МОНАРХИ ПРИХОДЯТ И УХОДЯТ…
Заветной мечтой всесильного фаворита являлся трон герцога Курляндии, пустующий со времени переезда Анны Иоанновны из Митавы в Россию. Высокомерное курляндское дворянство справедливо считало Бирона слишком худородным для такого почета, к тому же, не желало правителя, все помыслы которого были связаны с могущественным соседом. Бирон поступил просто, введя в Митаву войска и дав понять сейму Курляндии, что каждый, кто вздумает проголосовать против него, отправится прямой дорогой в Сибирь.
Скрепя сердце, сейм вынужден был проголосовать за «московита», однако тут же разразился новой инициативой — удалить из герцогства всех евреев.
После соответствующего разговора с Липманом Бирон без труда добился отмены этого позорного решения.
Тем временем сбывались самые мрачные пророчества Дмитрия Михайловича Голицына.

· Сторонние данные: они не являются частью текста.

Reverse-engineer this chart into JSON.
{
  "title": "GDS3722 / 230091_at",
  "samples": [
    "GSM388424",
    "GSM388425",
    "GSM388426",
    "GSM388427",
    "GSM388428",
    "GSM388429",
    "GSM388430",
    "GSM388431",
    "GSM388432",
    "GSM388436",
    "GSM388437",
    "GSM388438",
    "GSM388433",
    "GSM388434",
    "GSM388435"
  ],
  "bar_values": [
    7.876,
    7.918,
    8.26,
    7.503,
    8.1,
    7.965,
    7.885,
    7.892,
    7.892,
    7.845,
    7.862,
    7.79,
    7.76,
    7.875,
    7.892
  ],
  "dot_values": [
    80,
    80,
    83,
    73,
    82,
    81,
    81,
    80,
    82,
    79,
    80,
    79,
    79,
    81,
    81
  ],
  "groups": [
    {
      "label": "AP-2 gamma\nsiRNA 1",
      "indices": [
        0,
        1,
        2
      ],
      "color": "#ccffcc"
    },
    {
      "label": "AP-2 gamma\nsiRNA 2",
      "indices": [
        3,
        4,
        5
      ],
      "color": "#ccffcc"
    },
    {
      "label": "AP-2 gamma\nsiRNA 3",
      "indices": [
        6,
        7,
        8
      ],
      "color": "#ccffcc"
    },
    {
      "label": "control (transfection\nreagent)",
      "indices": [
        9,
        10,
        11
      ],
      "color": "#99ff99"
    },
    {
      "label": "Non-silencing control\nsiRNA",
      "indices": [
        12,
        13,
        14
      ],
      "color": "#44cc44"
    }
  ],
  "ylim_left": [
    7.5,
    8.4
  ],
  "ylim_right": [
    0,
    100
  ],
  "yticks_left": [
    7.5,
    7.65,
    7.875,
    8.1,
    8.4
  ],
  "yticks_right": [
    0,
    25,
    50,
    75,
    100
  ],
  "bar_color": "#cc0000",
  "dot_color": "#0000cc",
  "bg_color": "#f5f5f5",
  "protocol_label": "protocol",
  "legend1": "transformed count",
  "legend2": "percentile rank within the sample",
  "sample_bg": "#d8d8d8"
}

В 1736 году его грубо извлекли из уютной тиши имения, привлекли к суду по обвинению в давних служебных злоупотреблениях и приговорили к смерти, которая, милостью императрицы, была заменена заточением в Шлиссельбургскую крепость. Все его имущество, включая знаменитую библиотеку, было конфисковано. Правда, 70-летнему князю недолго пришлось страдать в узилище, так как через год он ушел в лучший из миров.
Последние годы правления Анны Иоанновны были отмечены борьбой ее бессменного фаворита с главой так называемой русской партии, кабинет-министром Артемием Петровичем Волынским, стремившимся ослабить влияние иностранцев на капризную и взбалмошную императрицу.
Надо сказать, что Бирон почти не вмешивался во внутренние дела страны, занимаясь в основном рассмотрением (естественно, за немалую мзду) различных прошений, а все вопросы по управлению финансами империи передав Липману. Кроме того, было известно, что Бирон постоянно обсуждал с обер-гофкомиссаром все проблемы, касающиеся придворных дел и практически не принимал никаких решений без одобрения Липмана.
Помимо этого, имеются сведения о непосредственных контактах «финансового директора» с императрицей.
Так, в донесении одного из иностранных послов проскользнула следующая поразительная фраза: «…именно Липман управляет Россией…».
В то же время, при всем его влиянии, Липману не удалось добиться маломальского улучшения жизни еврейского населения империи. Впрочем, возможно, что, занимаясь исключительно своими делами, он и не прилагал к этому никаких усилий.
Не установлена и его роль в падении кабинет-министра Волынского, который был казнен за несколько месяцев до смерти императрицы.
Всего через месяц после кончины «всероссийской помещицы», завещавшей престол внучатому племяннику, младенцу Ивану Антоновичу, а регентство — своему фавориту, Бирон был арестован и сослан в Сибирь. Начался короткий период правления матери крохотного императора Анны Леопольдовны, племянницы почившей государыни.
Как это ни поразительно, Липман благополучно пережил эту грозу, сохранив все свои основные полномочия. Французские и немецкие газеты того времени с удивлением писали: «…обер-комиссар господин Липман коммерцию свою по-прежнему продолжает и у здешнего императорского двора бывает…».
Едва ли этот ловкий и несомненно талантливый финансист сумел удержаться на плаву в наступившей вскоре эпохе Елизаветы Петровны, принципиально не допускавшей евреев ко двору.
Впрочем, о его дальнейшей судьбе решительно ничего не известно и нам остается только гадать, где нашел применение своим многочисленным и разносторонним дарованиям Исаак Липман.